Clark Door Limited was involved from the early stages of the Opera House redevelopment and worked on the design concepts with the architects, acoustics consultants and closely with the client to ensure that their requirements to provide the highest levels of performance could be met.
The development work involved pioneering acoustic designs fully tested in the laboratory at Salford University and this work resulted in new patents being granted for the sealing systems developed by Clark Door.
The Loss Prevention Council provided the approval of the designs for the door integrity ratings for fire resistance – again based upon test work carried out by Clark Door – nothing was left to chance.

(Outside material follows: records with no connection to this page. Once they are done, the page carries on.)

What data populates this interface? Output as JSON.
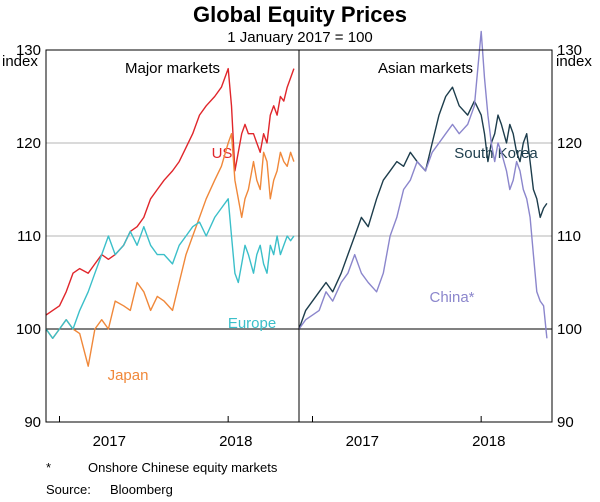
{
  "chart_data": {
    "type": "line",
    "title": "Global Equity Prices",
    "subtitle": "1 January 2017 = 100",
    "yaxis_label": "index",
    "ylim": [
      90,
      130
    ],
    "yticks": [
      90,
      100,
      110,
      120,
      130
    ],
    "x_start": 2016.92,
    "x_end": 2018.42,
    "xtick_labels": [
      "2017",
      "2018"
    ],
    "footnote_marker": "*",
    "footnote": "Onshore Chinese equity markets",
    "source_label": "Source:",
    "source": "Bloomberg",
    "panels": [
      {
        "title": "Major markets",
        "series": [
          {
            "name": "US",
            "color": "#e0262b",
            "x": [
              2016.92,
              2016.96,
              2017.0,
              2017.04,
              2017.08,
              2017.12,
              2017.17,
              2017.21,
              2017.25,
              2017.29,
              2017.33,
              2017.38,
              2017.42,
              2017.46,
              2017.5,
              2017.54,
              2017.58,
              2017.62,
              2017.67,
              2017.71,
              2017.75,
              2017.79,
              2017.83,
              2017.87,
              2017.92,
              2017.96,
              2018.0,
              2018.02,
              2018.04,
              2018.06,
              2018.08,
              2018.1,
              2018.12,
              2018.15,
              2018.17,
              2018.19,
              2018.21,
              2018.23,
              2018.25,
              2018.27,
              2018.29,
              2018.31,
              2018.33,
              2018.35,
              2018.37,
              2018.39
            ],
            "y": [
              101.5,
              102,
              102.5,
              104,
              106,
              106.5,
              106,
              107,
              108,
              107.5,
              108,
              109,
              110.5,
              111,
              112,
              114,
              115,
              116,
              117,
              118,
              119.5,
              121,
              123,
              124,
              125,
              126,
              128,
              124,
              117,
              119,
              121,
              122,
              121,
              121,
              120,
              119,
              121,
              120,
              123,
              124,
              123,
              125,
              124.5,
              126,
              127,
              128
            ]
          },
          {
            "name": "Japan",
            "color": "#f0883a",
            "x": [
              2016.92,
              2016.96,
              2017.0,
              2017.04,
              2017.08,
              2017.12,
              2017.17,
              2017.21,
              2017.25,
              2017.29,
              2017.33,
              2017.38,
              2017.42,
              2017.46,
              2017.5,
              2017.54,
              2017.58,
              2017.62,
              2017.67,
              2017.71,
              2017.75,
              2017.79,
              2017.83,
              2017.87,
              2017.92,
              2017.96,
              2018.0,
              2018.02,
              2018.04,
              2018.06,
              2018.08,
              2018.1,
              2018.12,
              2018.15,
              2018.17,
              2018.19,
              2018.21,
              2018.23,
              2018.25,
              2018.27,
              2018.29,
              2018.31,
              2018.33,
              2018.35,
              2018.37,
              2018.39
            ],
            "y": [
              100,
              99,
              100,
              101,
              100,
              99.5,
              96,
              100,
              101,
              100,
              103,
              102.5,
              102,
              105,
              104,
              102,
              103.5,
              103,
              102,
              105,
              108,
              110,
              112,
              114,
              116,
              117.5,
              120,
              121,
              116,
              114,
              112,
              114,
              115,
              118,
              116,
              115,
              119,
              118,
              114,
              116,
              117,
              119,
              118,
              117.5,
              119,
              118
            ]
          },
          {
            "name": "Europe",
            "color": "#3bbfc9",
            "x": [
              2016.92,
              2016.96,
              2017.0,
              2017.04,
              2017.08,
              2017.12,
              2017.17,
              2017.21,
              2017.25,
              2017.29,
              2017.33,
              2017.38,
              2017.42,
              2017.46,
              2017.5,
              2017.54,
              2017.58,
              2017.62,
              2017.67,
              2017.71,
              2017.75,
              2017.79,
              2017.83,
              2017.87,
              2017.92,
              2017.96,
              2018.0,
              2018.02,
              2018.04,
              2018.06,
              2018.08,
              2018.1,
              2018.12,
              2018.15,
              2018.17,
              2018.19,
              2018.21,
              2018.23,
              2018.25,
              2018.27,
              2018.29,
              2018.31,
              2018.33,
              2018.35,
              2018.37,
              2018.39
            ],
            "y": [
              100,
              99,
              100,
              101,
              100,
              102,
              104,
              106,
              108,
              110,
              108,
              109,
              110.5,
              109,
              111,
              109,
              108,
              108,
              107,
              109,
              110,
              111,
              111.5,
              110,
              112,
              113,
              114,
              110,
              106,
              105,
              107,
              109,
              108,
              106,
              108,
              109,
              107,
              106,
              109,
              108,
              110,
              108,
              109,
              110,
              109.5,
              110
            ]
          }
        ],
        "series_labels": [
          "US",
          "Japan",
          "Europe"
        ]
      },
      {
        "title": "Asian markets",
        "series": [
          {
            "name": "South Korea",
            "color": "#1d3d4c",
            "x": [
              2016.92,
              2016.96,
              2017.0,
              2017.04,
              2017.08,
              2017.12,
              2017.17,
              2017.21,
              2017.25,
              2017.29,
              2017.33,
              2017.38,
              2017.42,
              2017.46,
              2017.5,
              2017.54,
              2017.58,
              2017.62,
              2017.67,
              2017.71,
              2017.75,
              2017.79,
              2017.83,
              2017.87,
              2017.92,
              2017.96,
              2018.0,
              2018.02,
              2018.04,
              2018.06,
              2018.08,
              2018.1,
              2018.12,
              2018.15,
              2018.17,
              2018.19,
              2018.21,
              2018.23,
              2018.25,
              2018.27,
              2018.29,
              2018.31,
              2018.33,
              2018.35,
              2018.37,
              2018.39
            ],
            "y": [
              100,
              102,
              103,
              104,
              105,
              104,
              106,
              108,
              110,
              112,
              111,
              114,
              116,
              117,
              118,
              117.5,
              119,
              118,
              117,
              120,
              123,
              125,
              126,
              124,
              123,
              124.5,
              123,
              121,
              118,
              120,
              121,
              123,
              122,
              120,
              122,
              121,
              119,
              118,
              120,
              121,
              118,
              115,
              114,
              112,
              113,
              113.5
            ]
          },
          {
            "name": "China*",
            "color": "#8b86cc",
            "x": [
              2016.92,
              2016.96,
              2017.0,
              2017.04,
              2017.08,
              2017.12,
              2017.17,
              2017.21,
              2017.25,
              2017.29,
              2017.33,
              2017.38,
              2017.42,
              2017.46,
              2017.5,
              2017.54,
              2017.58,
              2017.62,
              2017.67,
              2017.71,
              2017.75,
              2017.79,
              2017.83,
              2017.87,
              2017.92,
              2017.96,
              2018.0,
              2018.02,
              2018.04,
              2018.06,
              2018.08,
              2018.1,
              2018.12,
              2018.15,
              2018.17,
              2018.19,
              2018.21,
              2018.23,
              2018.25,
              2018.27,
              2018.29,
              2018.31,
              2018.33,
              2018.35,
              2018.37,
              2018.39
            ],
            "y": [
              100,
              101,
              101.5,
              102,
              104,
              103,
              105,
              106,
              108,
              106,
              105,
              104,
              106,
              110,
              112,
              115,
              116,
              118,
              117,
              119,
              120,
              121,
              122,
              121,
              122,
              124,
              132,
              127,
              123,
              120,
              118,
              120,
              119,
              117,
              115,
              116,
              118,
              117,
              115,
              114,
              112,
              108,
              104,
              103,
              102.5,
              99
            ]
          }
        ],
        "series_labels": [
          "South Korea",
          "China*"
        ]
      }
    ]
  }
}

Amongst the other doors provided on the project by Clark Door Limited was a large acoustic fire door on the rear of the Lindbury Studio Theatre and an access door to the ‘Get-in Lift’ that had to be finished in a cladding system to match the external face of the building. The ‘Get-in Lift’ allows articulated vehicles to fully reverse into the building and to move between floors with their loads.
The large blue horizontal sliding door is 16m wide x 11m high, site tested at 50dB attenuation and fire resistant to 60 minutes integrity and insulation.
It provides the sound insulation between the stage and the main opera rehearsal room, ORR1, and at 300mm thick weighs 35 tonnes.
As the audience enjoys a performance the rehearsal for the following act continues and, thanks to the sound reducing qualities of the Clark door, nothing can be heard from either the rehearsal or performance that could disturb others.
Clark Door also provided a door measuring 10m x 11m and is fire resistant to 60 minutes. Whilst this acoustic door is not required to provide any sound reduction performance it does provide a critical barrier to fire. The set build area is an area that will see a multitude of skills employed to build some of the fantastic sets that an Opera House such as this provides. This combination of the working space and public space requires careful consideration of the potential risks that exist. Hence our Loss Prevention Certification Board Certificated Fireman door was chosen to provide this protection.
The blue vertical sliding door has an 800mm deep acoustic lobby and is on site tested to achieve an attenuation of 67dB. An exceptionally high performance was required for this opening as the second opera rehearsal room opens directly onto a set build area. The doors were designed with different attenuation levels to prevent any ‘acoustic holes’ from symmetric construction.
The Royal Opera House’s facilities building manager recently gave Clark Door the following feedback, almost 20 years after the doors were originally installed.
‘Our doors are used many times a day, several days a week and operate very well.’